Data Automation

The Risk of Manual Reporting

Switchboard Mar 9

Can you afford the risk
Table of Contents

    Manually compiling data has a number of disadvantages:

    • The data is subject to human error;
    • It is expensive to hire data engineers and data scientists to aggregate the data in a way that is useful to business teams;
    • It isn’t scalable as your organization grows;
    • and frankly, it’s boring work.

    Data scientists and data engineers can, and should, be engaged in more strategic tasks than endlessly massaging spreadsheets. There is another risk that is sometimes overlooked when it comes to manually aggregating data: and that is timeliness.
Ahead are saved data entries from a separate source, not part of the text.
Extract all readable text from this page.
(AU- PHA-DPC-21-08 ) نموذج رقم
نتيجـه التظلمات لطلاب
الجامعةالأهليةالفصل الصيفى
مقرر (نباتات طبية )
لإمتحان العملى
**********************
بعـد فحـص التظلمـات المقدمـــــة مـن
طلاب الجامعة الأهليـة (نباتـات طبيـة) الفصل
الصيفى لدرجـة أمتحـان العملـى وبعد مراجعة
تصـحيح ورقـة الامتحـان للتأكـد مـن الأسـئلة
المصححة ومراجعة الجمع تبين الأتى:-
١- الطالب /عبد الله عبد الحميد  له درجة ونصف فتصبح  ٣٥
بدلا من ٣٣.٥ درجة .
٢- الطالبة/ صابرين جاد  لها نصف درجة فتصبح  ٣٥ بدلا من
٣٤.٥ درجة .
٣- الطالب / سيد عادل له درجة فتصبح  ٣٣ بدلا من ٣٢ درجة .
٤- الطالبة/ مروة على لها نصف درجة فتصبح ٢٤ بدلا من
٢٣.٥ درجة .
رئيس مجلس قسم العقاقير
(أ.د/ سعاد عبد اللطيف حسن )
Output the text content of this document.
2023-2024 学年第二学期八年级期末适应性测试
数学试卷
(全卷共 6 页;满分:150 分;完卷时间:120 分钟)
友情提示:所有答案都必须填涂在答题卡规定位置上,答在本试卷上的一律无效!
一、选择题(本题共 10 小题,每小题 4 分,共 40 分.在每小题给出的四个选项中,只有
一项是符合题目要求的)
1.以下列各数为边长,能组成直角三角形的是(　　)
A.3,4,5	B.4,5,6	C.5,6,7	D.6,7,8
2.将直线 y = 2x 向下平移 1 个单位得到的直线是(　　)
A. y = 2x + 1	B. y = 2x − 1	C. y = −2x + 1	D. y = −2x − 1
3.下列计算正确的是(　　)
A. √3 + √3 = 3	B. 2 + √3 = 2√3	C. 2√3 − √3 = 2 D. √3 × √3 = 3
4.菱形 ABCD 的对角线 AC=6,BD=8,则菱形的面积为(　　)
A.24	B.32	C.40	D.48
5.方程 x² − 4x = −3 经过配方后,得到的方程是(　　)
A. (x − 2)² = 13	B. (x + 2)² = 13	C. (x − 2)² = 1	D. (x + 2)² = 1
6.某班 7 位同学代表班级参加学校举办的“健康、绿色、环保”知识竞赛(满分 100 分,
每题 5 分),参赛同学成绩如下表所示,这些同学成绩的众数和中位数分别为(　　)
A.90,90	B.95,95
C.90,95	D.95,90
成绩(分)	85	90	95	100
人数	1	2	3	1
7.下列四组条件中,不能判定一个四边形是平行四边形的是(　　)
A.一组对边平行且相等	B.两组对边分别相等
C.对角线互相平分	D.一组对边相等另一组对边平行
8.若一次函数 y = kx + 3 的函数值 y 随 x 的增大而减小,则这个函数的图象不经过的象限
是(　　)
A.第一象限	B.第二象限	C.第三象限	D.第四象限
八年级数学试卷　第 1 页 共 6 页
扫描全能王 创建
    Becoming a data-driven enterprise is a growing necessity in today’s business environment. If you are making decisions without data, you are at a competitive disadvantage as data provides critical insights to inform your strategy and tactics.

    As companies become increasingly data-centric, supervisors and c-suite executives will expect regular, timely, and accurate updates to assess performance. The trouble is, a large proportion of enterprises are still battling with manual spreadsheets.

    Let’s assume your CMO sets a weekly meeting in which they ask: “How are each of our campaigns performing?” This question is easy to ask, but deceptively difficult to accurately answer without modern DataOps. If you’re still compiling, normalizing, and contextualizing your data manually, you are likely providing an answer that describes the picture from weeks ago… and certainly not today or yesterday.

    If your data engineers are busy manipulating spreadsheets, they are processing data significantly slower than an automated solution. And that means you are making real-time decisions using potentially obsolete data.

    For example, one of our customers’ main data sources was from Amazon. They needed to know in real-time how their Amazon campaign was performing so they could make adjustments and reallocate resources to maximize efficiency and optimize ROI. Before embracing automation, processing Amazon’s data took anywhere from a week to two months. Week-old data is bad data, and frankly, two-month-old data is worthless. By using old data, they ran the risk of charging too much. In fact, that same customer wasted $100k in one week on a marketing campaign because they were targeting the wrong market segment due to using old data.

    Once they embraced automation, they were able to use accurate, validated, and timely data to make informed decisions, adjust quickly, and avoid wasting significant resources. I don’t know about you, but I’d be pretty upset if I lost $100k in one week due to a needless error.

    Real-time data delivery through automation is essential to gleaning critical insights and making required adjustments at the speed of business. Otherwise, you risk leaving money on the table.